Diğer taraftan Ukrayna tarafından yapılan açıklamalara göre yaklaşık olarak 200'ü aşkın İran kamikaze İHA’sının düşürüldüğü belirtiliyor. Yine İngiltere Savunma Bakanlığı askeri istihbaratının değerlendirmelerine göre saldırıların yüzde 85'inin engellendiği ifade ediliyor.
Ancak Şahit-136'ların başarısız sonuçlanan saldırılarla birlikte başarılı saldırılar da yapabildiği patlayıcı tesiri yüksek olmasından ötürü düşük maliyetle şiddet katsayısını artırdığı görülüyor.

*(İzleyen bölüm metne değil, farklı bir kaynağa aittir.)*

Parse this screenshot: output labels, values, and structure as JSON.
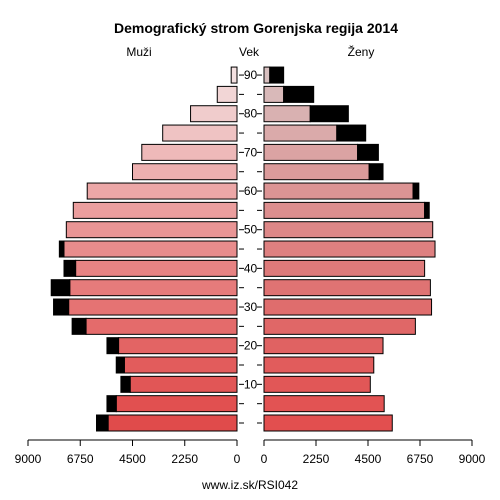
{
  "chart_data": {
    "type": "bar",
    "subtype": "population-pyramid",
    "title": "Demografický strom Gorenjska regija 2014",
    "left_label": "Muži",
    "center_label": "Vek",
    "right_label": "Ženy",
    "footer": "www.iz.sk/RSI042",
    "xlim": [
      0,
      9000
    ],
    "x_ticks": [
      0,
      2250,
      4500,
      6750,
      9000
    ],
    "x_tick_labels_left": [
      "9000",
      "6750",
      "4500",
      "2250",
      "0"
    ],
    "x_tick_labels_right": [
      "0",
      "2250",
      "4500",
      "6750",
      "9000"
    ],
    "y_tick_labels": [
      "10",
      "20",
      "30",
      "40",
      "50",
      "60",
      "70",
      "80",
      "90"
    ],
    "categories": [
      "0-4",
      "5-9",
      "10-14",
      "15-19",
      "20-24",
      "25-29",
      "30-34",
      "35-39",
      "40-44",
      "45-49",
      "50-54",
      "55-59",
      "60-64",
      "65-69",
      "70-74",
      "75-79",
      "80-84",
      "85-89",
      "90+"
    ],
    "series": [
      {
        "side": "male",
        "values": [
          5550,
          5200,
          4600,
          4850,
          5100,
          6500,
          7250,
          7200,
          6950,
          7450,
          7350,
          7050,
          6450,
          4500,
          4100,
          3200,
          2000,
          850,
          250
        ],
        "excess": [
          500,
          400,
          400,
          350,
          500,
          600,
          650,
          800,
          500,
          200,
          0,
          0,
          0,
          0,
          0,
          0,
          0,
          0,
          0
        ]
      },
      {
        "side": "female",
        "values": [
          5550,
          5200,
          4600,
          4750,
          5150,
          6550,
          7250,
          7200,
          6950,
          7400,
          7300,
          6950,
          6450,
          4550,
          4050,
          3150,
          2000,
          850,
          250
        ],
        "excess": [
          0,
          0,
          0,
          0,
          0,
          0,
          0,
          0,
          0,
          0,
          0,
          200,
          250,
          600,
          900,
          1250,
          1650,
          1300,
          600
        ]
      }
    ],
    "colors": {
      "male_young": "#e04b4b",
      "male_old": "#f3e0e0",
      "female_young": "#e24f4f",
      "female_old": "#d8c0c0",
      "excess": "#000000"
    }
  }
}
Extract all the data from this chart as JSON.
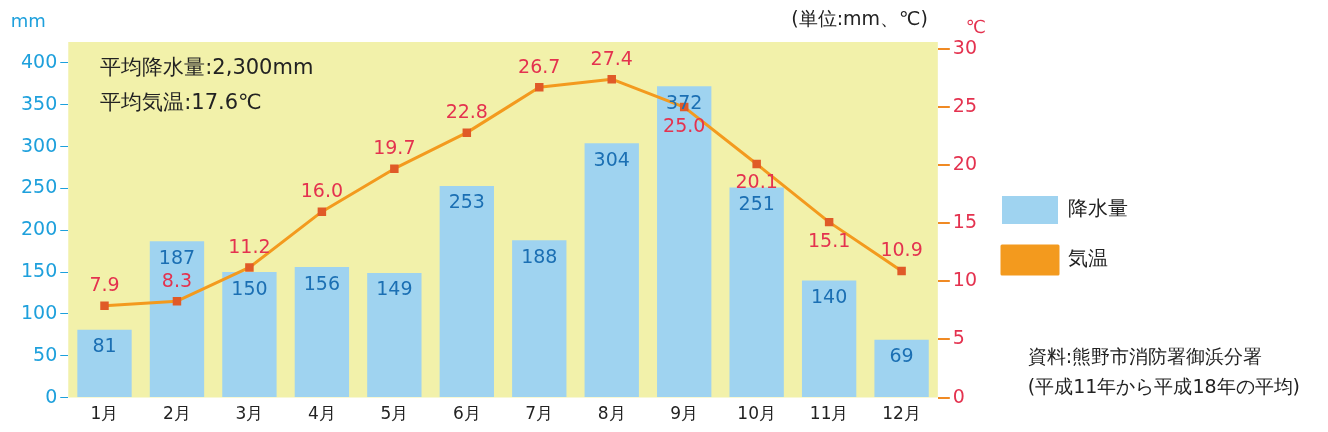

Hurşit Dingil, söz konusu kamikaze İHA’nın taktik hava taarruzları ihtiyacını karşılayarak Rusya'nın kısa vadeli caydırıcılığını artırdığını belirterek, “Bu tür kamikaze İHA’ların alçak irtifalarda görece yavaş manevralar yapabilmesi hava savunma sistemlerinin de bu tehdidi yakalayamamasına yol açıyor.” diyor.
Dingil’e göre, çoklu ve sürü saldırı yöntemleri dahilinde düzenlenen saldırılarda hava savunma sistemlerinin tehdidi önleme kabiliyeti de azalıyor. Bu iki durum İran kamikaze İHA’larının görece etkin olabildiği saldırılara imkân sağlıyor.
Öte yandan Ukrayna’da kullanılan İran silah sistemlerinin basit esaslara dayanılarak üretilmesinden dolayı özellikle elektronik harp saldırılarına karşı savunmasız olduğu değerlendiriliyor.